Estos encuentros que se celebran en distintas ciudades de las tres naciones “permiten a los gobiernos identificar prioridades comunes, acordar objetivos y definir líneas de acción específicas”, como lo especifica el comunicado emitido por la Secretaría de Relaciones Exteriores de México.
Sin embargo, aunque el anuncio buscó mostrar una relación armoniosa entre Estados Unidos y México, varios temas estarán en la mesa de discusión, en particular el respaldo del presidente López Obrador a los regímenes más antidemocráticos del continente que fue lo que motivo su ausencia de la Cumbre de Los Ángeles.
El tema de la migración, como siempre estará en la mesa de negociación, sobre todo por la presencia de miles de venezolanos, haitianos y centroamericanos además de los mexicanos en la frontera con Estados Unidos y la posición laxa de México frente a los flujos migratorios.
Por otra parte, el recién anuncio de Putín de un acuerdo con nuestro país para desarrollar un sistema similar al GPS, es una espina clavada en el pecho norteamericano y a pesar de las tardías denuncias de México sobre las acciones rusas en Ucrania, es muy evidente el doble juego del presidente mexicano.
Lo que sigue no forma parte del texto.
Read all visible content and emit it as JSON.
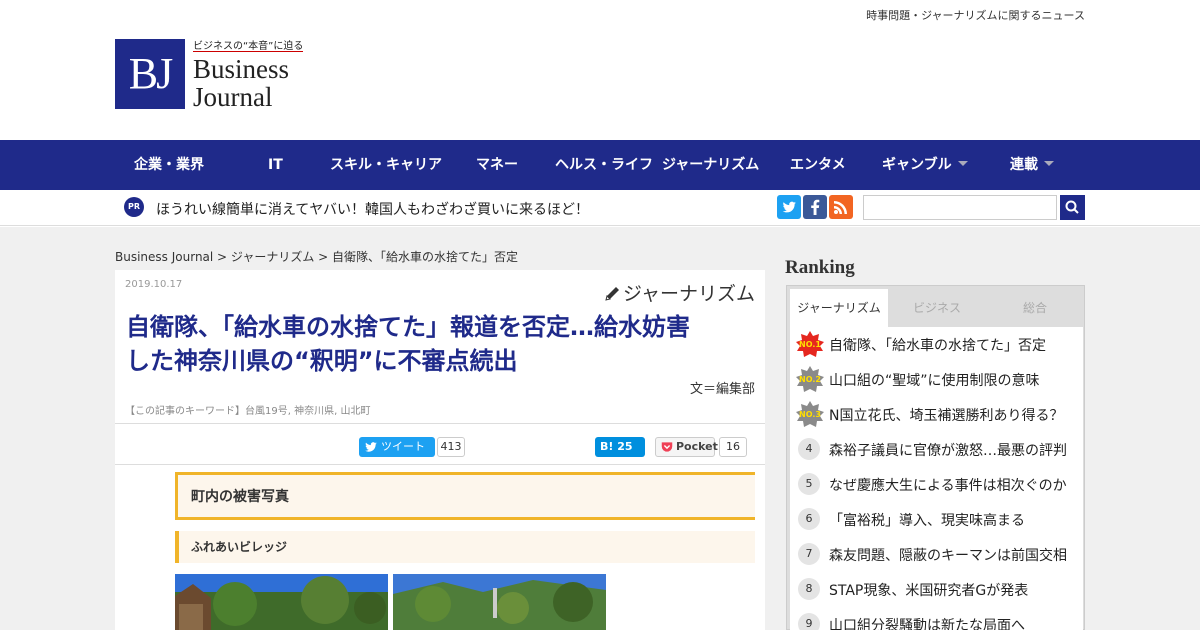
{
  "header": {
    "tagline": "時事問題・ジャーナリズムに関するニュース",
    "logo_mark": "BJ",
    "logo_tag": "ビジネスの“本音”に迫る",
    "logo_name_1": "Business",
    "logo_name_2": "Journal"
  },
  "nav": {
    "items": [
      "企業・業界",
      "IT",
      "スキル・キャリア",
      "マネー",
      "ヘルス・ライフ",
      "ジャーナリズム",
      "エンタメ",
      "ギャンブル",
      "連載"
    ]
  },
  "pr": {
    "badge": "PR",
    "text": "ほうれい線簡単に消えてヤバい！韓国人もわざわざ買いに来るほど！"
  },
  "social_icons": [
    "twitter-icon",
    "facebook-icon",
    "rss-icon"
  ],
  "breadcrumb": "Business Journal > ジャーナリズム > 自衛隊、「給水車の水捨てた」否定",
  "article": {
    "date": "2019.10.17",
    "category": "ジャーナリズム",
    "title_line1": "自衛隊、「給水車の水捨てた」報道を否定…給水妨害",
    "title_line2": "した神奈川県の“釈明”に不審点続出",
    "author": "文＝編集部",
    "keywords": "【この記事のキーワード】台風19号, 神奈川県, 山北町",
    "share": {
      "tweet_label": "ツイート",
      "tweet_count": "413",
      "hatena_label": "B! 25",
      "pocket_label": "Pocket",
      "pocket_count": "16"
    },
    "section_heading": "町内の被害写真",
    "sub_heading": "ふれあいビレッジ"
  },
  "ranking": {
    "title": "Ranking",
    "tabs": [
      "ジャーナリズム",
      "ビジネス",
      "総合"
    ],
    "items": [
      {
        "rank": "NO.1",
        "text": "自衛隊、「給水車の水捨てた」否定"
      },
      {
        "rank": "NO.2",
        "text": "山口組の“聖域”に使用制限の意味"
      },
      {
        "rank": "NO.3",
        "text": "N国立花氏、埼玉補選勝利あり得る？"
      },
      {
        "rank": "4",
        "text": "森裕子議員に官僚が激怒…最悪の評判"
      },
      {
        "rank": "5",
        "text": "なぜ慶應大生による事件は相次ぐのか"
      },
      {
        "rank": "6",
        "text": "「富裕税」導入、現実味高まる"
      },
      {
        "rank": "7",
        "text": "森友問題、隠蔽のキーマンは前国交相"
      },
      {
        "rank": "8",
        "text": "STAP現象、米国研究者Gが発表"
      },
      {
        "rank": "9",
        "text": "山口組分裂騒動は新たな局面へ"
      }
    ]
  },
  "colors": {
    "brand": "#1f2a8a",
    "accent_gold": "#f0b429",
    "twitter": "#1da1f2",
    "facebook": "#3b5998",
    "rss": "#f26522",
    "hatena": "#008fde"
  }
}
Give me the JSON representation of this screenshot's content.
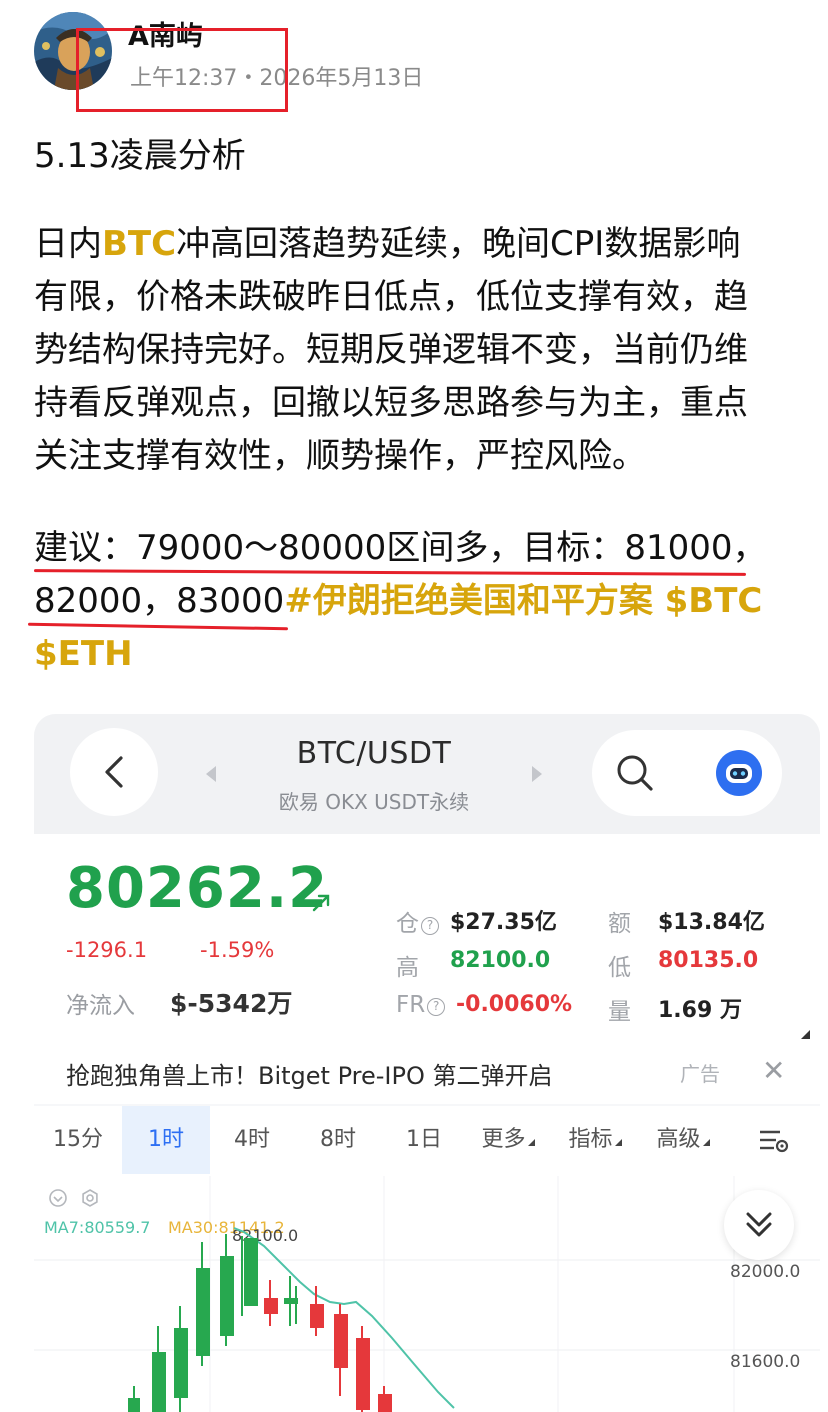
{
  "post": {
    "author": "A南屿",
    "time": "上午12:37・2026年5月13日",
    "subtitle": "5.13凌晨分析",
    "body": {
      "l1_a": "日内",
      "l1_hl": "BTC",
      "l1_b": "冲高回落趋势延续，晚间CPI数据影响",
      "l2": "有限，价格未跌破昨日低点，低位支撑有效，趋",
      "l3": "势结构保持完好。短期反弹逻辑不变，当前仍维",
      "l4": "持看反弹观点，回撤以短多思路参与为主，重点",
      "l5": "关注支撑有效性，顺势操作，严控风险。"
    },
    "suggest": {
      "l1": "建议：79000～80000区间多，目标：81000，",
      "l2_a": "82000，83000",
      "l2_tags": "#伊朗拒绝美国和平方案 $BTC",
      "l3_tags": "$ETH"
    }
  },
  "app": {
    "pair": "BTC/USDT",
    "exchange": "欧易 OKX USDT永续",
    "price": "80262.2",
    "change_abs": "-1296.1",
    "change_pct": "-1.59%",
    "netflow_label": "净流入",
    "netflow_value": "$-5342万",
    "stats": {
      "oi_label": "仓",
      "oi_value": "$27.35亿",
      "vol_amt_label": "额",
      "vol_amt_value": "$13.84亿",
      "high_label": "高",
      "high_value": "82100.0",
      "low_label": "低",
      "low_value": "80135.0",
      "fr_label": "FR",
      "fr_value": "-0.0060%",
      "qty_label": "量",
      "qty_value": "1.69 万"
    },
    "ad_text": "抢跑独角兽上市！Bitget Pre-IPO 第二弹开启",
    "ad_label": "广告",
    "ad_close": "✕",
    "tabs": [
      "15分",
      "1时",
      "4时",
      "8时",
      "1日",
      "更多",
      "指标",
      "高级"
    ],
    "active_tab": "1时",
    "chart": {
      "ma7": "MA7:80559.7",
      "ma30": "MA30:81141.2",
      "high_mark": "82100.0",
      "axis_labels": [
        "82000.0",
        "81600.0"
      ]
    },
    "colors": {
      "up": "#20a14d",
      "down": "#e5383b",
      "accent": "#2d6ff3",
      "hashtag": "#d7a50c",
      "annotation": "#e5202a"
    }
  }
}
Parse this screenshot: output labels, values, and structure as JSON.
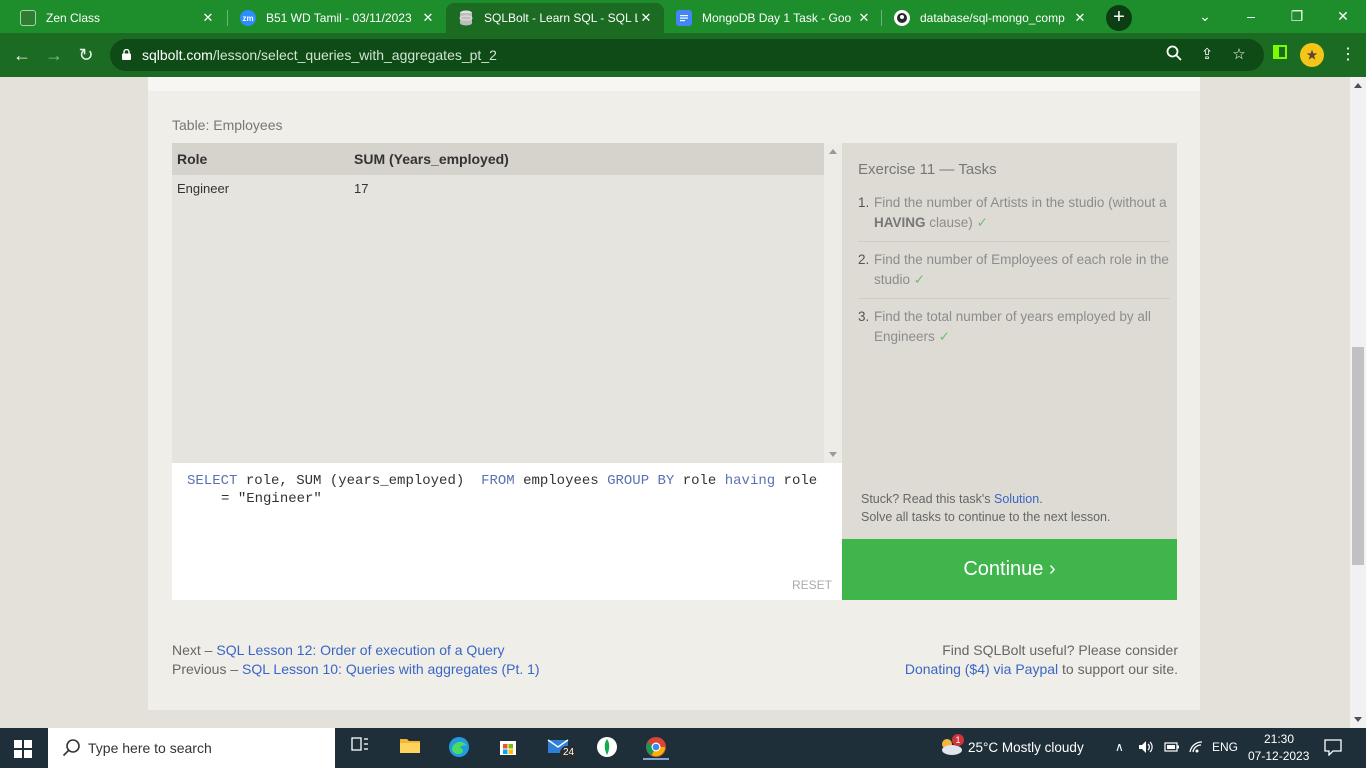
{
  "browser": {
    "tabs": [
      {
        "title": "Zen Class",
        "active": false
      },
      {
        "title": "B51 WD Tamil - 03/11/2023",
        "active": false
      },
      {
        "title": "SQLBolt - Learn SQL - SQL L",
        "active": true
      },
      {
        "title": "MongoDB Day 1 Task - Goo",
        "active": false
      },
      {
        "title": "database/sql-mongo_comp",
        "active": false
      }
    ],
    "url_domain": "sqlbolt.com",
    "url_path": "/lesson/select_queries_with_aggregates_pt_2",
    "accent_color": "#1e8e2c"
  },
  "page": {
    "table_caption": "Table: Employees",
    "results": {
      "columns": [
        "Role",
        "SUM (Years_employed)"
      ],
      "rows": [
        [
          "Engineer",
          "17"
        ]
      ]
    },
    "query": {
      "kw_select": "SELECT",
      "part1": " role, SUM (years_employed)  ",
      "kw_from": "FROM",
      "part2": " employees ",
      "kw_group_by": "GROUP BY",
      "part3": " role ",
      "kw_having": "having",
      "part4": " role",
      "line2_op": "= ",
      "line2_str": "\"Engineer\""
    },
    "reset_label": "RESET",
    "exercise": {
      "title": "Exercise 11 — Tasks",
      "tasks": [
        {
          "num": "1.",
          "text_a": "Find the number of Artists in the studio (without a ",
          "bold": "HAVING",
          "text_b": " clause)",
          "check": "✓"
        },
        {
          "num": "2.",
          "text_a": "Find the number of Employees of each role in the studio",
          "bold": "",
          "text_b": "",
          "check": "✓"
        },
        {
          "num": "3.",
          "text_a": "Find the total number of years employed by all Engineers",
          "bold": "",
          "text_b": "",
          "check": "✓"
        }
      ],
      "stuck_prefix": "Stuck? Read this task's ",
      "stuck_link": "Solution",
      "stuck_suffix": ".",
      "solve_all": "Solve all tasks to continue to the next lesson."
    },
    "continue_label": "Continue ›",
    "footer": {
      "next_prefix": "Next – ",
      "next_link": "SQL Lesson 12: Order of execution of a Query",
      "prev_prefix": "Previous – ",
      "prev_link": "SQL Lesson 10: Queries with aggregates (Pt. 1)",
      "support_line": "Find SQLBolt useful? Please consider",
      "donate_link": "Donating ($4) via Paypal",
      "donate_suffix": " to support our site."
    }
  },
  "taskbar": {
    "search_placeholder": "Type here to search",
    "mail_badge": "24",
    "weather_badge": "1",
    "weather": "25°C  Mostly cloudy",
    "language": "ENG",
    "time": "21:30",
    "date": "07-12-2023"
  }
}
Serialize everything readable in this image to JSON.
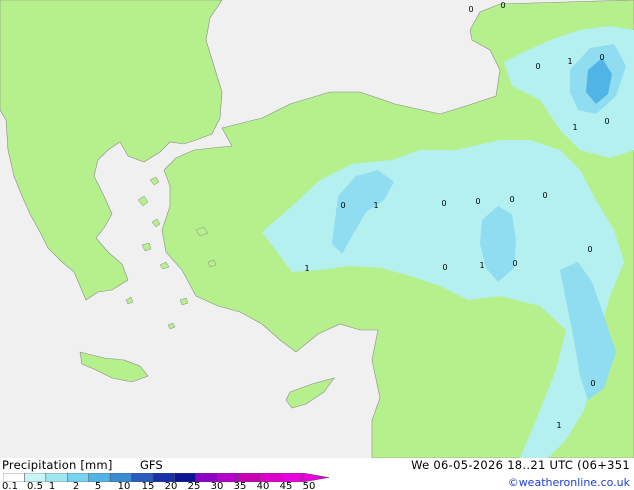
{
  "map": {
    "colors": {
      "sea": "#f0f0f0",
      "land": "#b6f08d",
      "coast": "#8a8a8a",
      "precip_light": "#b4f0f0",
      "precip_mid": "#90dcf0",
      "precip_heavy": "#50b4e6"
    },
    "cell_labels": [
      "0",
      "0",
      "0",
      "1",
      "0",
      "1",
      "0",
      "0",
      "1",
      "0",
      "0",
      "0",
      "0",
      "0",
      "1",
      "0",
      "1",
      "0",
      "0",
      "1"
    ]
  },
  "footer": {
    "title": "Precipitation [mm]",
    "model": "GFS",
    "run": "We 06-05-2026 18..21 UTC (06+351",
    "credit": "©weatheronline.co.uk",
    "legend": {
      "ticks": [
        "0.1",
        "0.5",
        "1",
        "2",
        "5",
        "10",
        "15",
        "20",
        "25",
        "30",
        "35",
        "40",
        "45",
        "50"
      ],
      "colors": [
        "#ffffff",
        "#c8f5f5",
        "#a0e6f0",
        "#78d2f0",
        "#50b4e6",
        "#3c8cd2",
        "#2a5abe",
        "#1a2faa",
        "#0c1496",
        "#8c00c8",
        "#b400c8",
        "#c800b4",
        "#dc00c8",
        "#e600dc"
      ]
    }
  }
}
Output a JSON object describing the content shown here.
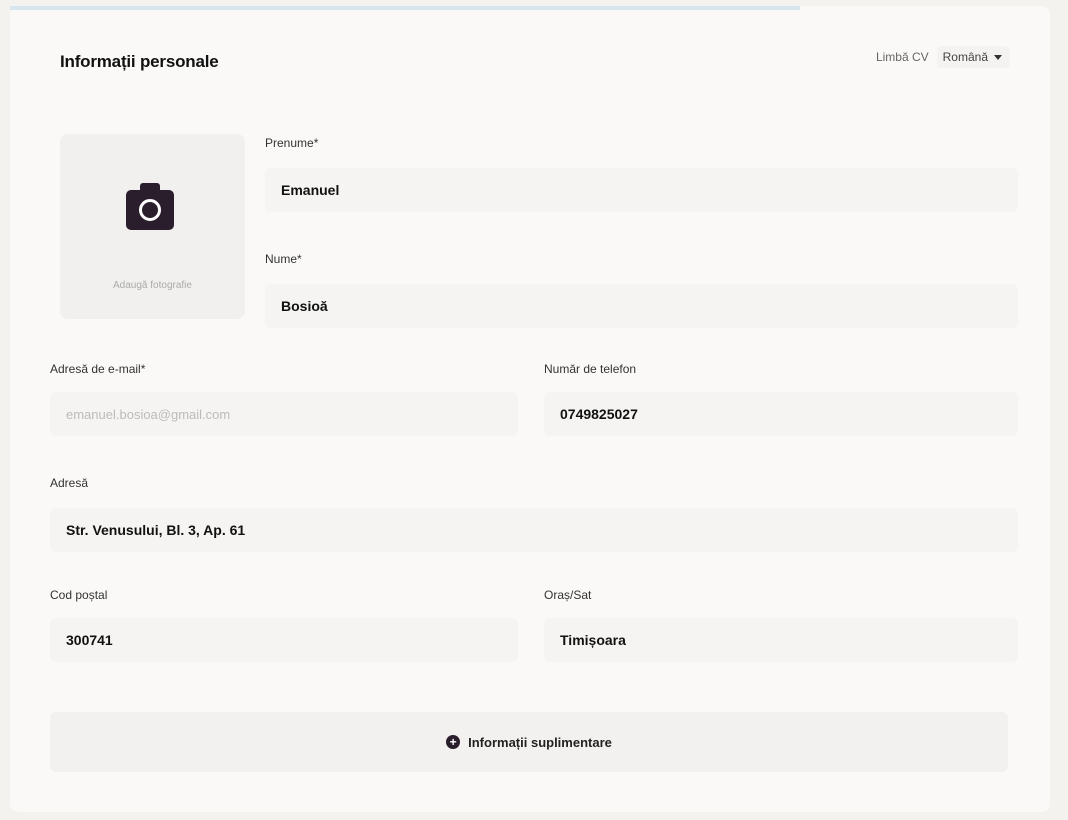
{
  "section": {
    "title": "Informații personale"
  },
  "cv_language": {
    "label": "Limbă CV",
    "selected": "Română"
  },
  "photo": {
    "label": "Adaugă fotografie"
  },
  "fields": {
    "first_name": {
      "label": "Prenume*",
      "value": "Emanuel"
    },
    "last_name": {
      "label": "Nume*",
      "value": "Bosioă"
    },
    "email": {
      "label": "Adresă de e-mail*",
      "value": "emanuel.bosioa@gmail.com"
    },
    "phone": {
      "label": "Număr de telefon",
      "value": "0749825027"
    },
    "address": {
      "label": "Adresă",
      "value": "Str. Venusului, Bl. 3, Ap. 61"
    },
    "postal_code": {
      "label": "Cod poștal",
      "value": "300741"
    },
    "city": {
      "label": "Oraș/Sat",
      "value": "Timișoara"
    }
  },
  "extra": {
    "icon": "plus-circle-icon",
    "label": "Informații suplimentare"
  }
}
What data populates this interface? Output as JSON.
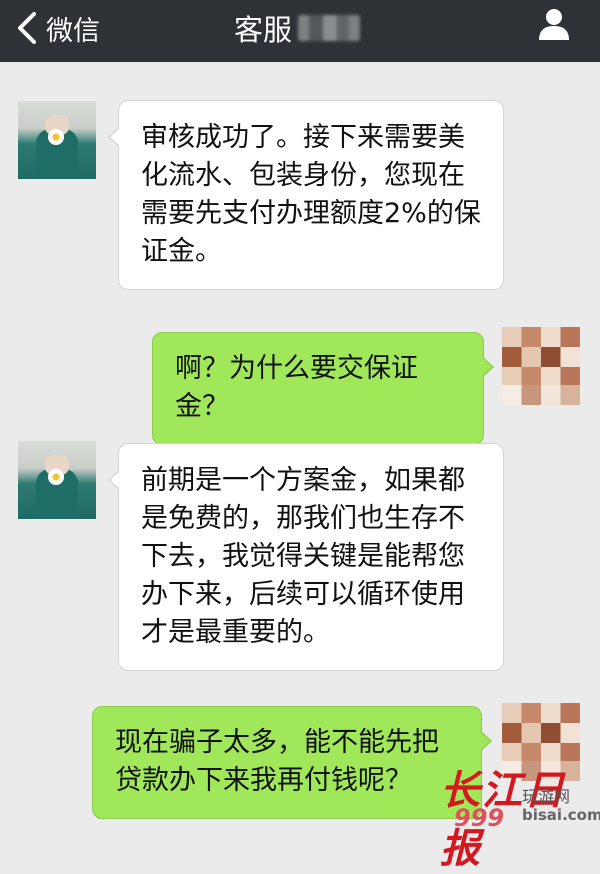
{
  "topbar": {
    "back_label": "微信",
    "title": "客服",
    "icons": {
      "back": "chevron-left-icon",
      "profile": "user-icon"
    }
  },
  "messages": [
    {
      "sender": "agent",
      "text": "审核成功了。接下来需要美化流水、包装身份，您现在需要先支付办理额度2%的保证金。"
    },
    {
      "sender": "user",
      "text": "啊？为什么要交保证金？"
    },
    {
      "sender": "agent",
      "text": "前期是一个方案金，如果都是免费的，那我们也生存不下去，我觉得关键是能帮您办下来，后续可以循环使用才是最重要的。"
    },
    {
      "sender": "user",
      "text": "现在骗子太多，能不能先把贷款办下来我再付钱呢？"
    }
  ],
  "watermark": {
    "main": "长江日报",
    "site_name": "玩游网",
    "site_url": "bisai.com"
  },
  "colors": {
    "topbar": "#2e3237",
    "background": "#ebebeb",
    "incoming_bubble": "#ffffff",
    "outgoing_bubble": "#a0e75a",
    "watermark_red": "#d4181f"
  }
}
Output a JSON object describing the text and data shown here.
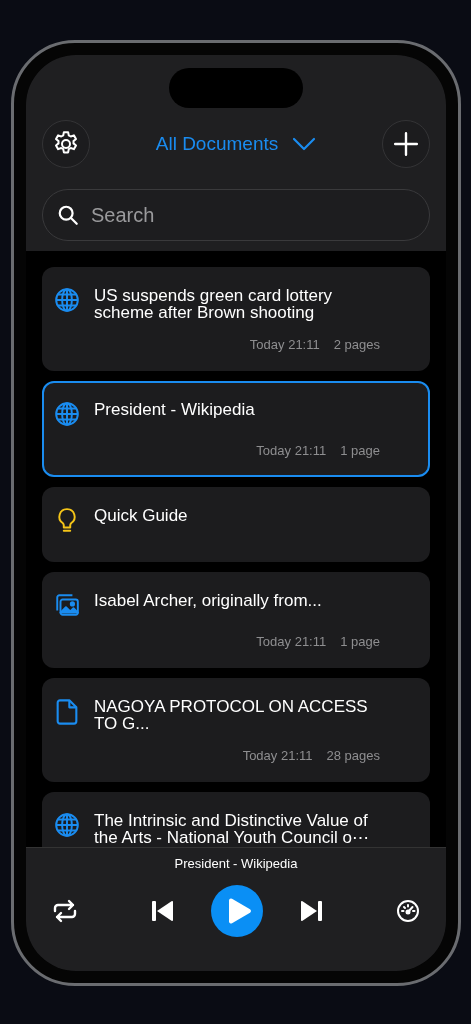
{
  "header": {
    "title": "All Documents"
  },
  "search": {
    "placeholder": "Search"
  },
  "documents": [
    {
      "kind": "web",
      "title": "US suspends green card lottery scheme after Brown shooting",
      "date": "Today 21:11",
      "pages": "2 pages",
      "selected": false
    },
    {
      "kind": "web",
      "title": "President - Wikipedia",
      "date": "Today 21:11",
      "pages": "1 page",
      "selected": true
    },
    {
      "kind": "guide",
      "title": "Quick Guide",
      "selected": false
    },
    {
      "kind": "images",
      "title": "Isabel Archer, originally from...",
      "date": "Today 21:11",
      "pages": "1 page",
      "selected": false
    },
    {
      "kind": "document",
      "title": "NAGOYA PROTOCOL ON ACCESS TO G...",
      "date": "Today 21:11",
      "pages": "28 pages",
      "selected": false
    },
    {
      "kind": "web",
      "title": "The Intrinsic and Distinctive Value of the Arts - National Youth Council o⋯",
      "selected": false
    }
  ],
  "player": {
    "title": "President - Wikipedia"
  }
}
Ahora una gran incógnita que se cierne en torno a la presencia del mandatario norteamericano es si llegará Biden fortalecido o debilitado para la Cumbre de diciembre? Según una encuesta de RealClear Politics, la proyección para las elecciones de medio término del 8 de noviembre en los Estados Unidos, muestra una fuerte tendencia a la caída de los demócratas que podrían pasar de 220 a 182 en la Cámara de Representantes, mientras los Republicanos subirán de 212 a 219, con 34 escaños inciertos. En el Senado, tanto los republicanos como los Demócratas bajarán a 46 con 6 curules inciertos.
Ante este panorama, AMLO negociará con un presidente que podría dejar la Casa Blanca en 2024 y con ello los acuerdos contraídos deberán esperar mejores tiempos, si olvidar el incierto destino de la crisis mundial y los efectos en todos los ámbitos de la vida nacional. Tiempos sombríos parecen vislumbrarse.
El autor es Doctor en Ciencia Política, especialista en política internacional y asuntos regionales. Profesor investigador de la Facultad de Ciencias Políticas y Sociales de la UNAM.